La question est aujourd’hui de repenser la place du travail dans la transition écologique, en constatant que les élus ne disposent plus de base sociale solide pour y arriver. Quels nouveaux systèmes productifs imaginer demain, bénéfiques à la fois à l’environnement et répondant aux aspirations des personnes ? De nombreux exemples illustrent ce que pourrait être un nouveau « travaillisme écologique ». Beaucoup de gens sont sortis de leur isolement après des fermetures d’usines ou les « gilets jaunes » en créant leur propre activité sous forme collective autour de métiers de la transition : ateliers de bricolage, maraichage, garages solidaires, énergies renouvelables…La société ressemble aujourd’hui à celle du milieu 19eme siècle, avec un brouillement d’initiatives collectives, mais qui peine à faire système et nécessiterait une plus forte implication des pouvoirs publics, à travers une planification de ce type d’activités sur tout le territoire. La force des quartiers populaires est aussi la culture de l’entraide et une réelle dynamique d’entreprenariat local pour rendre la vie des gens plus simple et qu’il faut encourager.
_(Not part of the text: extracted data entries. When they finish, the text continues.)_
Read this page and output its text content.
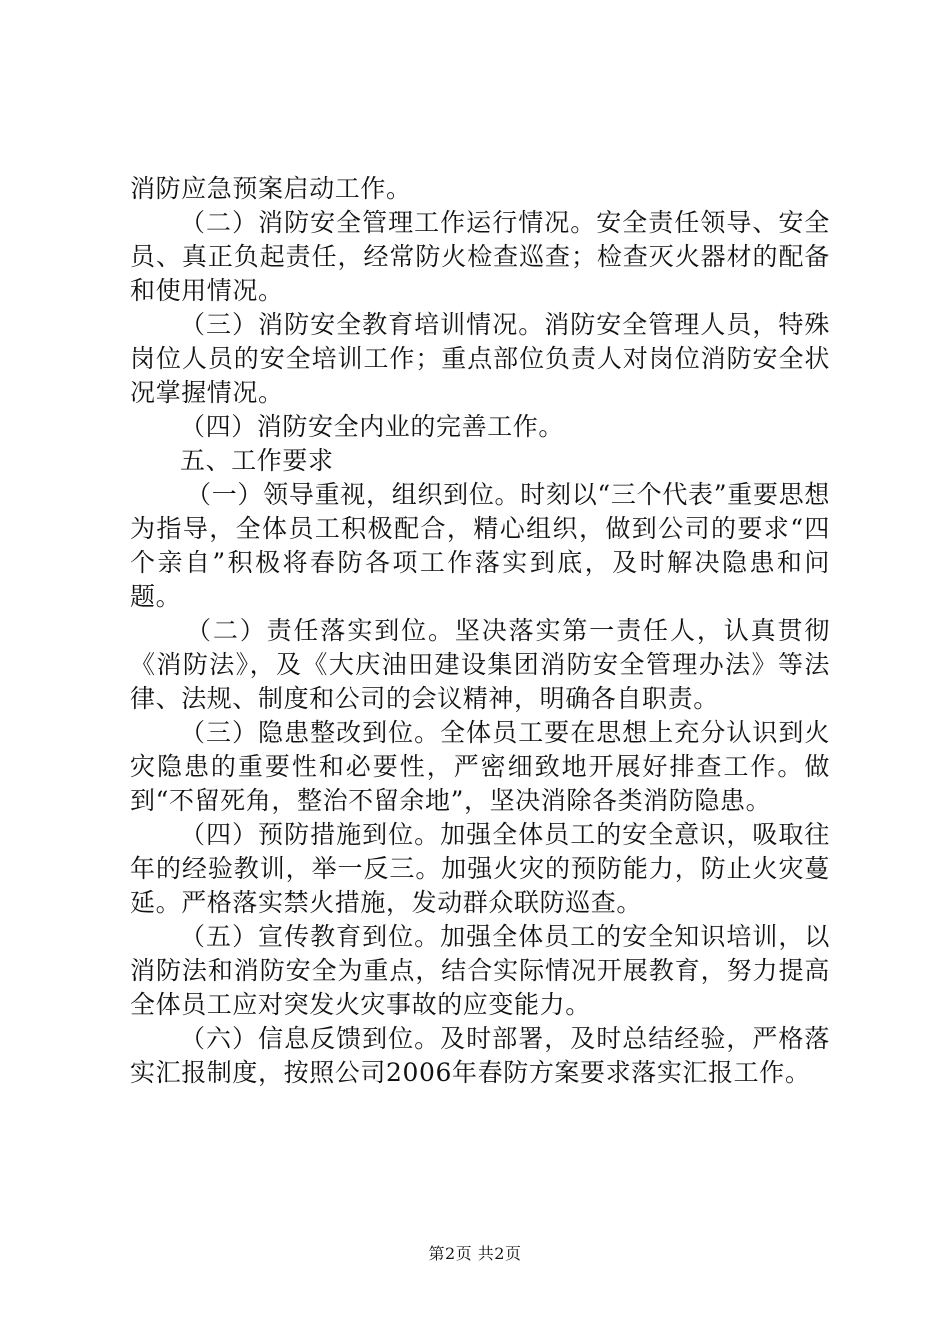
消防应急预案启动工作。

（二）消防安全管理工作运行情况。安全责任领导、安全员、真正负起责任，经常防火检查巡查；检查灭火器材的配备和使用情况。

（三）消防安全教育培训情况。消防安全管理人员，特殊岗位人员的安全培训工作；重点部位负责人对岗位消防安全状况掌握情况。

（四）消防安全内业的完善工作。

五、工作要求

（一）领导重视，组织到位。时刻以“三个代表”重要思想为指导，全体员工积极配合，精心组织，做到公司的要求“四个亲自”积极将春防各项工作落实到底，及时解决隐患和问题。

（二）责任落实到位。坚决落实第一责任人，认真贯彻《消防法》，及《大庆油田建设集团消防安全管理办法》等法律、法规、制度和公司的会议精神，明确各自职责。

（三）隐患整改到位。全体员工要在思想上充分认识到火灾隐患的重要性和必要性，严密细致地开展好排查工作。做到“不留死角，整治不留余地”，坚决消除各类消防隐患。

（四）预防措施到位。加强全体员工的安全意识，吸取往年的经验教训，举一反三。加强火灾的预防能力，防止火灾蔓延。严格落实禁火措施，发动群众联防巡查。

（五）宣传教育到位。加强全体员工的安全知识培训，以消防法和消防安全为重点，结合实际情况开展教育，努力提高全体员工应对突发火灾事故的应变能力。

（六）信息反馈到位。及时部署，及时总结经验，严格落实汇报制度，按照公司2006年春防方案要求落实汇报工作。

第2页 共2页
A noter la constitution récente de l’Alliance Écologique et Sociale qui réunit des syndicats et ONG environnementales pour dépasser la fausse opposition entre préservation de la planète et création d’emplois, par des propositions concrètes.
Laura Conan, co-directrice d’AcSoMur, entreprise à but d’emploi créée à Ménimur en 2022 dans le cadre du dispositif Territoire Zéro Chômeur de Longue Durée (TZCLD). L’objectif est de montrer qu’on peut éradiquer le chômage de longue durée en réaffectant les coûts de la privation d’emploi à la création d’emplois à partir des constats suivants : personne n’est inemployable, ce n’est pas le travail qui manque au vu des besoins non pourvus et ce n’est pas l’argent qui manque au vu des coûts pour la collectivité de la privation durable d’emploi. Une loi d’expérimentation de 2016 a habilité 10 territoires, élargis en 2021 à 50 nouveaux territoires pour 5 ans. L’entreprise perçoit une contribution au développement de l’emploi versée par l’Etat et le Département, les salariés ne perçoivent plus d’aides mais un salaire, retrouvent un statut, consomment et cotisent, ce qui crée un nouvel équilibre.
AcSoMur (Activités Solidarités Ménimur) emploie aujourd’hui 47 salariés en CDI à temps choisi, en grande partie sur des activités de transition : recyclage bois, carton, couture à partir de matériaux recyclés, réparation vélo, réemploi informatique, ressourcerie du mobilier avec le bailleur social, boutique solidaire de vêtements invendus, conciergerie de quartier, ateliers prévention santé, mobilité solidaire… Le projet est né d’une initiative citoyenne via l’association Nov’ita, avec un long travail de porte-à-porte pour repérer les personnes, les besoins du quartier et les envies.
Aujourd’hui, les bénéfices sont multiples : humains (meilleur niveau de vie, épanouissement, confiance, apaisement), pour le quartier (accessibilité des produits, développement économique, vie sociale, dynamique partenariale entre acteurs) et écologique (réemploi, réduction des déchets, changement des modes de consommation, de transport…). On observe aussi une modification du rapport des salariés à l’écologie, fiers de contribuer à la transition, mais il y a encore des résistances. AcSoMur envisage d’ailleurs de travailler avec Clim’actions pour améliorer ses pratiques.Des nouveaux savoirs et métiers liés à la transition sont en train de naître, par exemple autour du réemploi et du reconditionnement, mais qui nécessitent de la formation, du temps, des locaux et un modèle économique pérenne.